What is DBT?
DBT stands for Dialectic Behavioral Therapy. The term “dialectical” here refers to balancing between two opposing forces by rational discussion. The concept of the therapy revolves around this notion of being dialectical.
This therapy integrates concepts from psychoanalytical therapy (e.g. the meaning of the current behaviour being related to past) with behavioural therapy (e.g. Change in behaviour leads to improvement in psychological symptoms) to help the client deal effectively with their problems. The person is then trained to deal with the emotional pain without enacting self-injurious behaviour. The success of DBT relies on four basic skills imparted throughout the course of therapy. These are:
Mindfulness: It simply means to be consciously aware of inner self and surroundings. This skillset helps the patient to distant themselves from their emotions and observe them from a third person perspective. Once aware, the patient can deal with these emotions in a new way.
Distress Tolerance: As the name suggests, the client is trained to tolerate discomfort and emotional pain in a skilled manner. This brings out their ability to realise that certain distressing emotions may originate in some situations and their job is not to get overpowered by these situations. Thus dealing more effectively in a given situations.
Interpersonal Effectiveness: This skill aims at improving the interpersonal communication with others which includes skills like how to maintain healthy relationship, balancing the dynamic relation with others, effectively asking for something, respectfully saying “NO” etc. Thus the client learns to reduce the extreme state faced in a relationship and keep it more balanced.
Emotional Regulation: The therapist then actively works with the client to access, understand, and regulate their emotions. Ultimately this skillset improves positive emotions and decreases vulnerability which helps in symptoms of anxiety, anger and depression.
When should one get DBT?
DBT was initially developed for patients with Borderline Personality disorder with suicidal tendency. Now it is the choice of therapy for such individuals. But, over the years the evidence is also emerging in favour of their success with other conditions as well such as Substance use disorder, depression, post-traumatic stress disorder, non-suicidal self-injury, suicidal behaviour.
What can I expect from a session of DBT?
The client is assessed for their suitability for therapy and then goals are identified which are tailored to the their specific problems. The client is then oriented to the basic structure of the sessions and concept of DBT. Once the client is found suitable for the therapy and is motivated enough the sessions are started.
In the initial phase of stabilisation the focus is on self-injurious behaviour, Severe symptoms which may hinder with patients health or therapy progress. The sessions may be held individually or in groups. The client is also trained in dealing with emergencies. After stabilisation comes the next phase where the focus is on reducing symptoms. Symptoms of anger, frustration, depression, trauma, and anxiety etc. are targeted in this phase. The Last phase of emotional regulation is achieved through acceptance of problems and change in behaviour. The focus is on imparting skills related to improving quality of life, stabilising interpersonal relations and effectively dealing with problems. Throughout the process the client gets trained in developing four core skills of this therapy viz. Mindfulness, Interpersonal Effectiveness, Emotional Regulation, and Distress Tolerance.
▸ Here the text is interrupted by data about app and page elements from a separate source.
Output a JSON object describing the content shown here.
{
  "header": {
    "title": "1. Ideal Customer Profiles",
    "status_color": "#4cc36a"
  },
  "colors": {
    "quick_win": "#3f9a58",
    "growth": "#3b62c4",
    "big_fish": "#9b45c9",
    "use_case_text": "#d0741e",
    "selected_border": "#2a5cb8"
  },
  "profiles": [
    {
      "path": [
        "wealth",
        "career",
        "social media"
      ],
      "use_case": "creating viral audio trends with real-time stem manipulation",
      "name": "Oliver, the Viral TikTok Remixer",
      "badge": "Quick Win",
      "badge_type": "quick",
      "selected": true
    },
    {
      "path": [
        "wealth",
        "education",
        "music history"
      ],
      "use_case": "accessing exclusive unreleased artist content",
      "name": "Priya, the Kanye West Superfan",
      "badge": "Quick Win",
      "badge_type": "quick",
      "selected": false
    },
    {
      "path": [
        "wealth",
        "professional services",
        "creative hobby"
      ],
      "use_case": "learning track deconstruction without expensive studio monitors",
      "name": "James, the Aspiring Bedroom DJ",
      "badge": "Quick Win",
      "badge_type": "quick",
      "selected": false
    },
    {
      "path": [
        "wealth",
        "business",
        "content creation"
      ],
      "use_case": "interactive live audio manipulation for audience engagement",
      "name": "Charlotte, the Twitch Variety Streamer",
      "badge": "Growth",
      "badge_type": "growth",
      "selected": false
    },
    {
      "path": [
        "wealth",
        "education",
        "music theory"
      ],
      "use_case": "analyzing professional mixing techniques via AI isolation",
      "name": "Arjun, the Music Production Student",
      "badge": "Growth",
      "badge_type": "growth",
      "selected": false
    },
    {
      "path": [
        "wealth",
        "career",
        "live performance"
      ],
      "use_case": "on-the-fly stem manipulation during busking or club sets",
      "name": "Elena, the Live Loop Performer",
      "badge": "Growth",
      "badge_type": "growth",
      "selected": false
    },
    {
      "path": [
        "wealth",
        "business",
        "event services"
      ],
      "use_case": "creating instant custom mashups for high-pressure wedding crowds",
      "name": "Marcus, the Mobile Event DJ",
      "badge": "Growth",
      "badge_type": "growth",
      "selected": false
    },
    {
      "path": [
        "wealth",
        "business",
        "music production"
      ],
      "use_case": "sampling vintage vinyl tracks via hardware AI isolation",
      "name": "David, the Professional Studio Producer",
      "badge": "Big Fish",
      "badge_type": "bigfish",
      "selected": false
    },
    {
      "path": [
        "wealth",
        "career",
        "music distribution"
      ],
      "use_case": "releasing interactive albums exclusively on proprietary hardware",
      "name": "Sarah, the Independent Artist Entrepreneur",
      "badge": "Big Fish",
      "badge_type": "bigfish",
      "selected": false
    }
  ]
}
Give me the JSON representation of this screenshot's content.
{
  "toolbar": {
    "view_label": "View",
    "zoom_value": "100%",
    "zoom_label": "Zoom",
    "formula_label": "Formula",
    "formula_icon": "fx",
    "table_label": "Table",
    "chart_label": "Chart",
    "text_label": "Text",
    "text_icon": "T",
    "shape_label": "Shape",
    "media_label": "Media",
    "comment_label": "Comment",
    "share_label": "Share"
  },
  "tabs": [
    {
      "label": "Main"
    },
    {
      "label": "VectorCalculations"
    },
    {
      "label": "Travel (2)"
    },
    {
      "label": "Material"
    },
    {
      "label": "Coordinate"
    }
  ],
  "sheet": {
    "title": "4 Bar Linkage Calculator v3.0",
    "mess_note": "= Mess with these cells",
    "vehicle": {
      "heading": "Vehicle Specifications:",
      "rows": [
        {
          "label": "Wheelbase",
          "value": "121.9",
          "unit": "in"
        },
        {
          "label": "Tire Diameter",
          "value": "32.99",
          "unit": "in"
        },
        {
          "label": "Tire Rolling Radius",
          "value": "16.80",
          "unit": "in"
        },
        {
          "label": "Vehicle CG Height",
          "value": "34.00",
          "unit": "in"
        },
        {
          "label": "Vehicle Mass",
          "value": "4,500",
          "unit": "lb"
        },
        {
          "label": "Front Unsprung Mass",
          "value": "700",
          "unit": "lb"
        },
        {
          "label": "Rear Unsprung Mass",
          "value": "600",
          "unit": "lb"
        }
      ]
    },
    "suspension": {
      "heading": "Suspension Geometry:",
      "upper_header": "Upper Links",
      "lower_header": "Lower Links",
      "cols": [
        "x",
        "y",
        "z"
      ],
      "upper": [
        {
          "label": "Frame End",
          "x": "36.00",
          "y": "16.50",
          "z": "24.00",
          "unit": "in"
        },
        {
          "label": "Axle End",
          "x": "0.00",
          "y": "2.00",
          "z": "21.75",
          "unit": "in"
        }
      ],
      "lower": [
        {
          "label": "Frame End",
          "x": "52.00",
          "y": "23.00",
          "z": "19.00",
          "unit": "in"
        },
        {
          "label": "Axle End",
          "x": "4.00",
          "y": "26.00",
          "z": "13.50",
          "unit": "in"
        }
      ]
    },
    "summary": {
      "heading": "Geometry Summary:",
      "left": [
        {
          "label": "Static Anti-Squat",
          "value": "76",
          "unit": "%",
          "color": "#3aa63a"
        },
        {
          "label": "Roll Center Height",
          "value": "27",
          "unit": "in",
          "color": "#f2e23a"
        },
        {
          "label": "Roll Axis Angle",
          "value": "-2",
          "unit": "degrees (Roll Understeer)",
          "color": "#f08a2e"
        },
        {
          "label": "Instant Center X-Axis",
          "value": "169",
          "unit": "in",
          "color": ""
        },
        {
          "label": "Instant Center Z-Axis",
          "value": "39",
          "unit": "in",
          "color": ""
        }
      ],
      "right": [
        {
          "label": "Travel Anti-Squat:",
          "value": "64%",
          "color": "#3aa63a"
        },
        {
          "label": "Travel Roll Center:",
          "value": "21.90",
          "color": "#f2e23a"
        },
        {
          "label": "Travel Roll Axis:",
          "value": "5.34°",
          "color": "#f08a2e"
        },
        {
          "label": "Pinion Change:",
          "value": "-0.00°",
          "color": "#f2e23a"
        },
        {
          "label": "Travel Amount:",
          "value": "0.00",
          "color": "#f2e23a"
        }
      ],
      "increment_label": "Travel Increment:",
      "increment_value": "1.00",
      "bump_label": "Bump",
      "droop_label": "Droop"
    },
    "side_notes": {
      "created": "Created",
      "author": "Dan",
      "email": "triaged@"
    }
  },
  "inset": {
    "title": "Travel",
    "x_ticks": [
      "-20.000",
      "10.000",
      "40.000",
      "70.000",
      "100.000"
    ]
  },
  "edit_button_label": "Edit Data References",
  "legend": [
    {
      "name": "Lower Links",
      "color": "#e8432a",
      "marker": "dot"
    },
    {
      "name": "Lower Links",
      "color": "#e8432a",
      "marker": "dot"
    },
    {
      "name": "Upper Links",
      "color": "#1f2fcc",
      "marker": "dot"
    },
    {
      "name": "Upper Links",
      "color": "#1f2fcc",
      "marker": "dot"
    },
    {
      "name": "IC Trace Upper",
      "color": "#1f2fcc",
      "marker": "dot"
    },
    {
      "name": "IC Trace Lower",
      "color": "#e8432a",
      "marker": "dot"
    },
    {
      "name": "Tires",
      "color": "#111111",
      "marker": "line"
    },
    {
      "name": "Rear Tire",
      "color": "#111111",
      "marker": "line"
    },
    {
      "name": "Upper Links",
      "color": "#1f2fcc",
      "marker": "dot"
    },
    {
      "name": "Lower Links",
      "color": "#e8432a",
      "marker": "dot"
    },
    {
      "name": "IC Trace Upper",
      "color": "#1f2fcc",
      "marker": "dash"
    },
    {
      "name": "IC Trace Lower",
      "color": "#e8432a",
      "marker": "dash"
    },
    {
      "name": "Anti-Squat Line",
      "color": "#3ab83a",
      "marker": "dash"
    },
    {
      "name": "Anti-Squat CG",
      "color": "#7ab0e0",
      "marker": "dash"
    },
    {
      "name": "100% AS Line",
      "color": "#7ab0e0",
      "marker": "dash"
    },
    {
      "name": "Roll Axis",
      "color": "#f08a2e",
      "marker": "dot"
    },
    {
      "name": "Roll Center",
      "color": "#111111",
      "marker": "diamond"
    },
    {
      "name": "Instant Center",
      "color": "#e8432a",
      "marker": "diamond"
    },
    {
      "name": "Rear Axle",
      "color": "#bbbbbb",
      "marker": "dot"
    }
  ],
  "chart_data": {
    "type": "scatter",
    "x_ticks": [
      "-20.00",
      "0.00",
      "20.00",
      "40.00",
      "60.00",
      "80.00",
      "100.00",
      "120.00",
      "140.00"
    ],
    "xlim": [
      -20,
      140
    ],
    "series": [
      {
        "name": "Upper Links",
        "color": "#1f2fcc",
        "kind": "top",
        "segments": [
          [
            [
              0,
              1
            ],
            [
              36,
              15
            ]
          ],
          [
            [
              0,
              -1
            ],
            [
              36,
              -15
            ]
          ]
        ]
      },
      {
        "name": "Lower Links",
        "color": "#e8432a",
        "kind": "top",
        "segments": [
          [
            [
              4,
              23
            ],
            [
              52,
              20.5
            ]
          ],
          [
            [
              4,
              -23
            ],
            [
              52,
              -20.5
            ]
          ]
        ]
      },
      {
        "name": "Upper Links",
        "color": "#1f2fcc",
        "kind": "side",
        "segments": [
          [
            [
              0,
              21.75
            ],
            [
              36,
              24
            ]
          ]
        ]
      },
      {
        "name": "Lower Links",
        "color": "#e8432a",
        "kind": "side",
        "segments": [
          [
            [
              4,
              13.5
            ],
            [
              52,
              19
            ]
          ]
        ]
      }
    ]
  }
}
What is the course of DBT?
It is not a quick solution to the suffering, rather it is a long term and stable path of dealing with the problems. The evidence recommends that at least 1 year of therapy is required for a significant change. There are 30-60 minutes sessions each with a frequency of weekly or fortnightly. These figures are a little flexible and depend on the initial assessment. One may choose to not take DBT and ask for alternative means of treatment.
Is it better than drugs?
DBT is an effective treatment for suicidality associated with borderline personality disorder, non-suicidal self-injury, suicidal behaviour and other conditions mentioned above. It should be kept in mind that DBT does not give immediate relief and takes some time. Whenever suited the doctor may prescribe some medicines or other alternative therapy for quicker relief. In case of emergency like suicidal attempt the patient should be taken to the nearest medical centre for help. In other non-emergency cases, a doctor may prescribe some medicines for stabilisation and symptom reduction.
How it is different from other therapies?
DBT is a long-term therapy focussed on patient having problems in emotional regulation, self-harm behaviours, feeling of emptiness, sudden changes in relationships or other aspects of life. Here the initial focus is stabilization then identification of issues followed by skill building. The process involves components from different therapies as mentioned above and a direct comparison should not be done. However, this does not mean that other therapies like Psychodynamic therapy or Cognitive behavioural therapy do not work or are less effective. It is just that the therapy is designed specifically keeping in mind the symptoms like impulsiveness and black and white thinking in some patients (mainly borderline personality disorder). The evidence is almost equal for different kind of therapies. One should consult a psychiatrist to know what kind of psychotherapy is suited for their problem. While DBT is more suited for someone in which current problems are not believed to be directly linked to their past.
Where should I seek help from?
If you or your dear ones are having significant distress or problems in carrying normal activities, you should consult your Psychiatrist immediately. The psychiatrist will evaluate thoroughly and evaluate for the need of treatment, whether you require DBT or not and order any investigations if required.